Le Centre hospitalier préfectoral d’Aného a accueilli du 8 au 13 décembre dernier une mission médico-chirurgicale de grande envergure. L’ONG AIMES-AFRIQUE y a déployé ses équipes pour offrir des soins spécialisés gratuits aux populations de la région.
Six journées de travail soutenu ont suffi aux équipes pour transformer le quotidien de centaines de malades. Beaucoup d’entre eux supportaient leur condition depuis des années, contraints de vivre avec la douleur ou le handicap faute de moyens financiers. Cette mission leur a ouvert une porte vers la guérison.
Sur le terrain, chirurgiens, anesthésistes et personnel paramédical se sont relayés du matin au soir. Leur efficacité a impressionné. L’organisation a réussi à réaliser jusqu’à 90 opérations en une seule journée, démontrant une maîtrise opérationnelle rare dans ce type de contexte humanitaire.

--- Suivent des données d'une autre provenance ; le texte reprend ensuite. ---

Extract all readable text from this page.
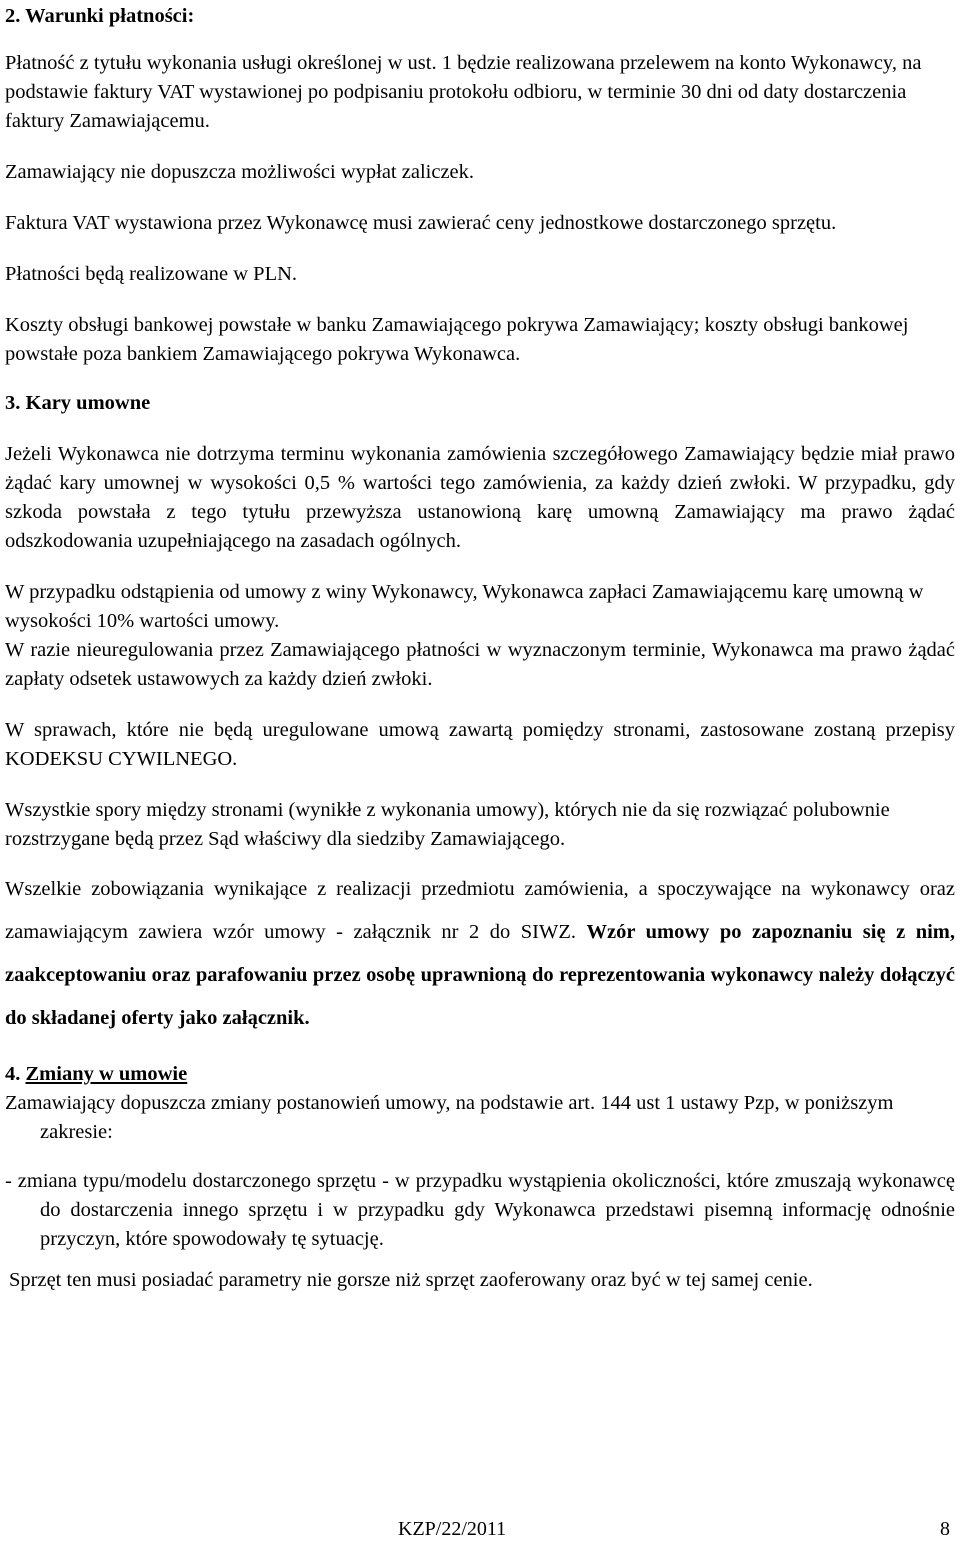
2. Warunki płatności:

Płatność z tytułu wykonania usługi określonej w ust. 1 będzie realizowana przelewem na konto Wykonawcy, na podstawie faktury VAT wystawionej po podpisaniu protokołu odbioru, w terminie 30 dni od daty dostarczenia faktury Zamawiającemu.

Zamawiający nie dopuszcza możliwości wypłat zaliczek.

Faktura VAT wystawiona przez Wykonawcę musi zawierać ceny jednostkowe dostarczonego sprzętu.

Płatności będą realizowane w PLN.

Koszty obsługi bankowej powstałe w banku Zamawiającego pokrywa Zamawiający; koszty obsługi bankowej powstałe poza bankiem Zamawiającego pokrywa Wykonawca.

3. Kary umowne

Jeżeli Wykonawca nie dotrzyma terminu wykonania zamówienia szczegółowego Zamawiający będzie miał prawo żądać kary umownej w wysokości 0,5 % wartości tego zamówienia, za każdy dzień zwłoki. W przypadku, gdy szkoda powstała z tego tytułu przewyższa ustanowioną karę umowną Zamawiający ma prawo żądać odszkodowania uzupełniającego na zasadach ogólnych.

W przypadku odstąpienia od umowy z winy Wykonawcy, Wykonawca zapłaci Zamawiającemu karę umowną w wysokości 10% wartości umowy.

W razie nieuregulowania przez Zamawiającego płatności w wyznaczonym terminie, Wykonawca ma prawo żądać zapłaty odsetek ustawowych za każdy dzień zwłoki.

W sprawach, które nie będą uregulowane umową zawartą pomiędzy stronami, zastosowane zostaną przepisy KODEKSU CYWILNEGO.

Wszystkie spory między stronami (wynikłe z wykonania umowy), których nie da się rozwiązać polubownie rozstrzygane będą przez Sąd właściwy dla siedziby Zamawiającego.

Wszelkie zobowiązania wynikające z realizacji przedmiotu zamówienia, a spoczywające na wykonawcy oraz zamawiającym zawiera wzór umowy - załącznik nr 2 do SIWZ. Wzór umowy po zapoznaniu się z nim, zaakceptowaniu oraz parafowaniu przez osobę uprawnioną do reprezentowania wykonawcy należy dołączyć do składanej oferty jako załącznik.

4. Zmiany w umowie

Zamawiający dopuszcza zmiany postanowień umowy, na podstawie art. 144 ust 1 ustawy Pzp, w poniższym zakresie:

- zmiana typu/modelu dostarczonego sprzętu - w przypadku wystąpienia okoliczności, które zmuszają wykonawcę do dostarczenia innego sprzętu i w przypadku gdy Wykonawca przedstawi pisemną informację odnośnie przyczyn, które spowodowały tę sytuację.

Sprzęt ten musi posiadać parametry nie gorsze niż sprzęt zaoferowany oraz być w tej samej cenie.

KZP/22/2011	8
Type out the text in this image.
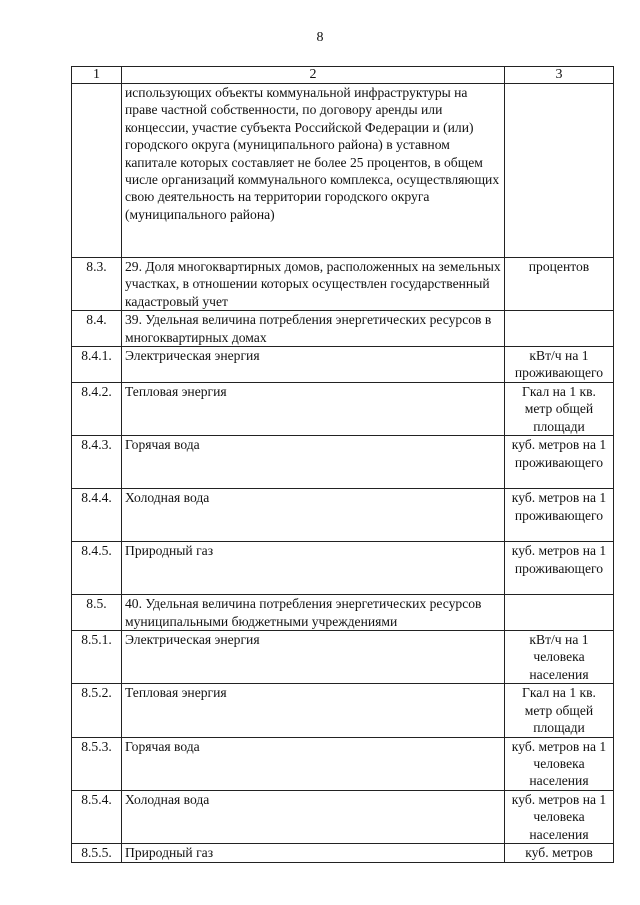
8
1	2	3
	использующих объекты коммунальной инфраструктуры на праве частной собственности, по договору аренды или концессии, участие субъекта Российской Федерации и (или) городского округа (муниципального района) в уставном капитале которых составляет не более 25 процентов, в общем числе организаций коммунального комплекса, осуществляющих свою деятельность на территории городского округа (муниципального района)	
8.3.	29. Доля многоквартирных домов, расположенных на земельных участках, в отношении которых осуществлен государственный кадастровый учет	процентов
8.4.	39. Удельная величина потребления энергетических ресурсов в многоквартирных домах	
8.4.1.	Электрическая энергия	кВт/ч на 1 проживающего
8.4.2.	Тепловая энергия	Гкал на 1 кв. метр общей площади
8.4.3.	Горячая вода	куб. метров на 1 проживающего
8.4.4.	Холодная вода	куб. метров на 1 проживающего
8.4.5.	Природный газ	куб. метров на 1 проживающего
8.5.	40. Удельная величина потребления энергетических ресурсов муниципальными бюджетными учреждениями	
8.5.1.	Электрическая энергия	кВт/ч на 1 человека населения
8.5.2.	Тепловая энергия	Гкал на 1 кв. метр общей площади
8.5.3.	Горячая вода	куб. метров на 1 человека населения
8.5.4.	Холодная вода	куб. метров на 1 человека населения
8.5.5.	Природный газ	куб. метров
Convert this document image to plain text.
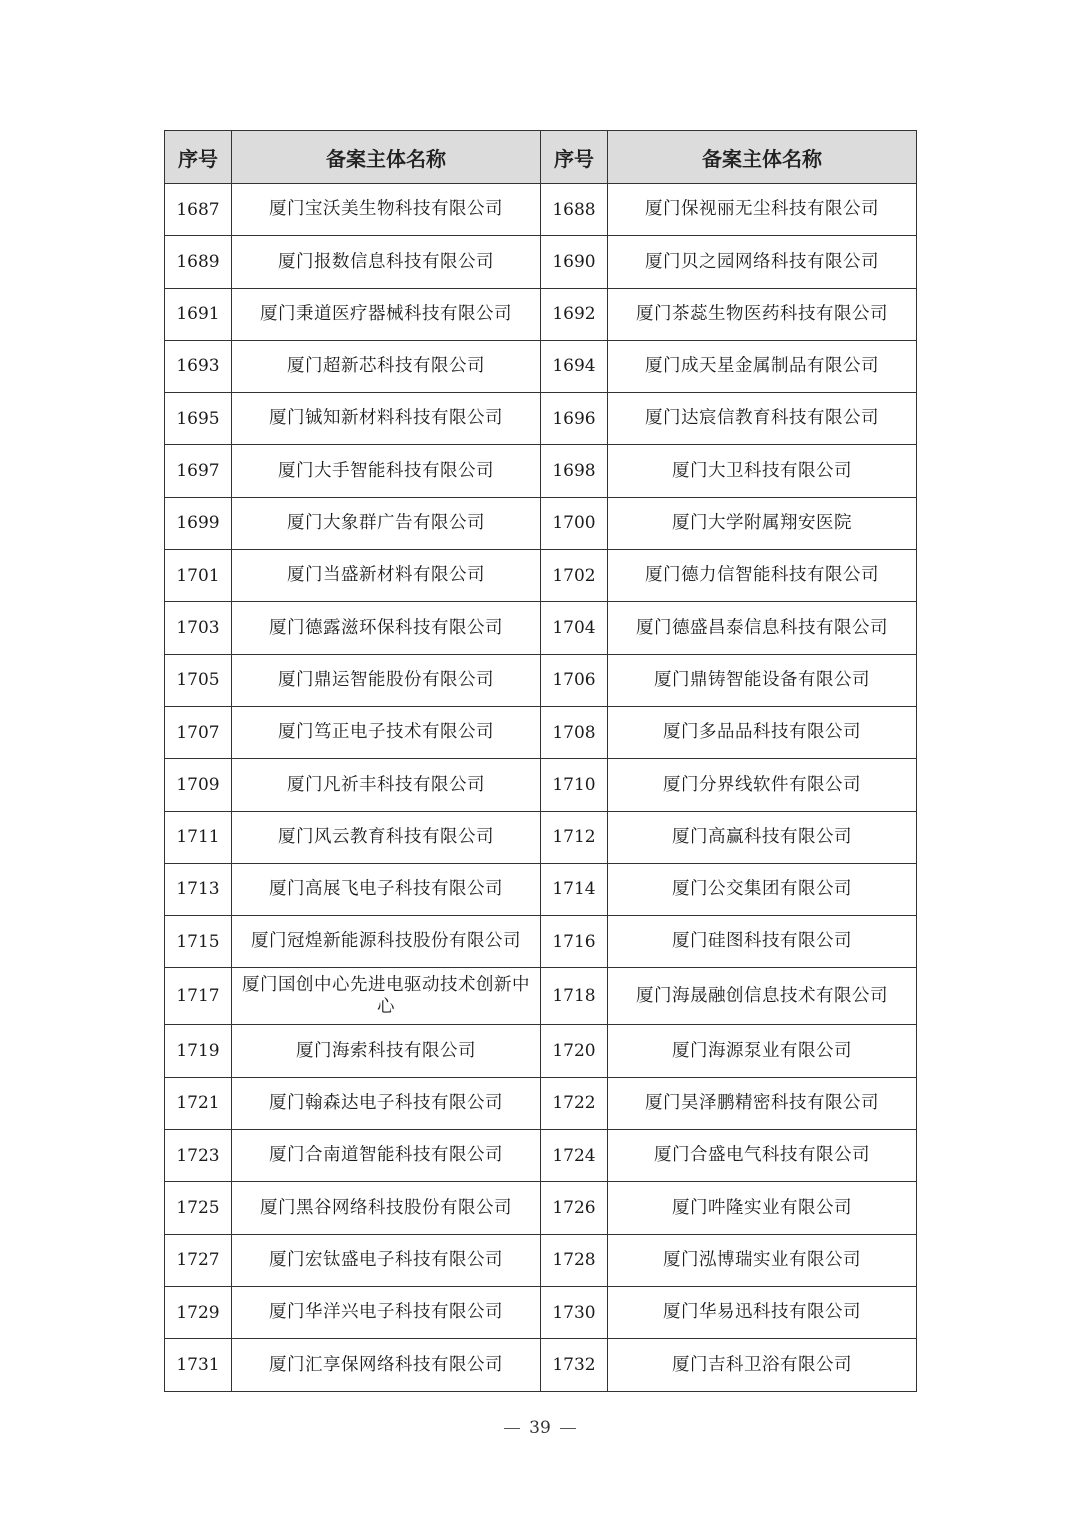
序号	备案主体名称	序号	备案主体名称
1687	厦门宝沃美生物科技有限公司	1688	厦门保视丽无尘科技有限公司
1689	厦门报数信息科技有限公司	1690	厦门贝之园网络科技有限公司
1691	厦门秉道医疗器械科技有限公司	1692	厦门茶蕊生物医药科技有限公司
1693	厦门超新芯科技有限公司	1694	厦门成天星金属制品有限公司
1695	厦门铖知新材料科技有限公司	1696	厦门达宸信教育科技有限公司
1697	厦门大手智能科技有限公司	1698	厦门大卫科技有限公司
1699	厦门大象群广告有限公司	1700	厦门大学附属翔安医院
1701	厦门当盛新材料有限公司	1702	厦门德力信智能科技有限公司
1703	厦门德露滋环保科技有限公司	1704	厦门德盛昌泰信息科技有限公司
1705	厦门鼎运智能股份有限公司	1706	厦门鼎铸智能设备有限公司
1707	厦门笃正电子技术有限公司	1708	厦门多品品科技有限公司
1709	厦门凡祈丰科技有限公司	1710	厦门分界线软件有限公司
1711	厦门风云教育科技有限公司	1712	厦门高赢科技有限公司
1713	厦门高展飞电子科技有限公司	1714	厦门公交集团有限公司
1715	厦门冠煌新能源科技股份有限公司	1716	厦门硅图科技有限公司
1717	厦门国创中心先进电驱动技术创新中心	1718	厦门海晟融创信息技术有限公司
1719	厦门海索科技有限公司	1720	厦门海源泵业有限公司
1721	厦门翰森达电子科技有限公司	1722	厦门昊泽鹏精密科技有限公司
1723	厦门合南道智能科技有限公司	1724	厦门合盛电气科技有限公司
1725	厦门黑谷网络科技股份有限公司	1726	厦门吽隆实业有限公司
1727	厦门宏钛盛电子科技有限公司	1728	厦门泓博瑞实业有限公司
1729	厦门华洋兴电子科技有限公司	1730	厦门华易迅科技有限公司
1731	厦门汇享保网络科技有限公司	1732	厦门吉科卫浴有限公司
39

La chirurgie générale a mobilisé l’essentiel des ressources avec 224 patients traités. Les hernies dominaient largement les consultations, représentant 175 cas à elles seules. Cette pathologie, bien que bénigne en apparence, peut devenir invalidante lorsqu’elle n’est pas soignée. Les équipes ont aussi pris en charge 23 hydrocèles, 18 lipomes et plusieurs autres affections comme les goitres et les tumeurs.
Cinq femmes ont bénéficié d’interventions gynécologiques. Quatre souffraient d’utérus polymyomateux, une condition qui affecte la qualité de vie et peut entraîner des complications sérieuses. Une patiente a été opérée pour un nodule du sein. Ces actes s’inscrivent dans une démarche de santé reproductive essentielle pour les communautés locales.
L’ophtalmologie représentait un autre pilier de cette mission. 41 personnes ont retrouvé la vue ou évité la cécité grâce aux interventions pratiquées. La cataracte, traitée chez 29 patients, reste l’une des premières causes de déficience visuelle en Afrique subsaharienne. Les douze cas de ptérygion opérés complètent ce volet crucial dans la lutte contre la cécité évitable.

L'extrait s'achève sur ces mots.